My time is wasted EVERYDAY
Today I have a graded discussion in English class about The Scarlet Letter. I hate discussions - I loathe them even! Mostly when I'm graded because I dont like to force what I have to say into the conversation. I much prefer to sit back and listen, and if I disagree then I'll say something... Last year, during the Huck Finn discussion I didn't say anything! Literally, I completely failed. It's so much that I'm nervous to speak up because in context of Truth and Eternity, what I say about a book in some random discussion isn't going to effect the Kingdom and it almost, really seems entirely pointless.
That is something I am definitely sturggling with lately; why do I have to learn about the constitution again and spend hours studying at night for Us history tests and then read random books from the late 1700's and study them for hours for English class and THEN memorize formulas for math class in order to pass this year and move on to trigonometry next year (yay >_> ) No, I just cant wrap my mind around these concepts; I wan't to be studying the bible for hours and be able to debate/talk about certain things in the bible - NOT a random book that in the end means nothing.
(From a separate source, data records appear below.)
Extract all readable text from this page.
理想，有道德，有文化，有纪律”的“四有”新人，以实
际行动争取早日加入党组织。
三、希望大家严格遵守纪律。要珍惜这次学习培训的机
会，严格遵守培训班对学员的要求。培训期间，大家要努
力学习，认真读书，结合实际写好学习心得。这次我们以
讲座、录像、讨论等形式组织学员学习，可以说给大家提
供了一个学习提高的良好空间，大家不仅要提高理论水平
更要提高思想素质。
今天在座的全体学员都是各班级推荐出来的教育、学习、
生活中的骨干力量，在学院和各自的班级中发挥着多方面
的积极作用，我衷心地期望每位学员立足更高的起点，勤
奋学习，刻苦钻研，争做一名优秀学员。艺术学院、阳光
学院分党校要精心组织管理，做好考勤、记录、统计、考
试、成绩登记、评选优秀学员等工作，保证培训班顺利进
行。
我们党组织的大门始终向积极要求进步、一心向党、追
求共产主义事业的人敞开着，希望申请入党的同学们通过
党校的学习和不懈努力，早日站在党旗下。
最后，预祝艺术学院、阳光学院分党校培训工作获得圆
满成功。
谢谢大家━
In the book I'm reading, "Searching for God knows what" by Donald Miller, he just got done talking about how the Truth is NOT a formula. People these days want everything to be in a chart, graph, or formula but that is not how God is. He said something interesting; men dont write lists about how great their gal is in order to show her how much he cares - he takes everything he loves about her and puts it in the form of a poem. Poetry, not formulas - creativity, not measurments, are what gets to the human heart. Science wants to make it all a head issue but that does nothing for us because we are beings of the heart.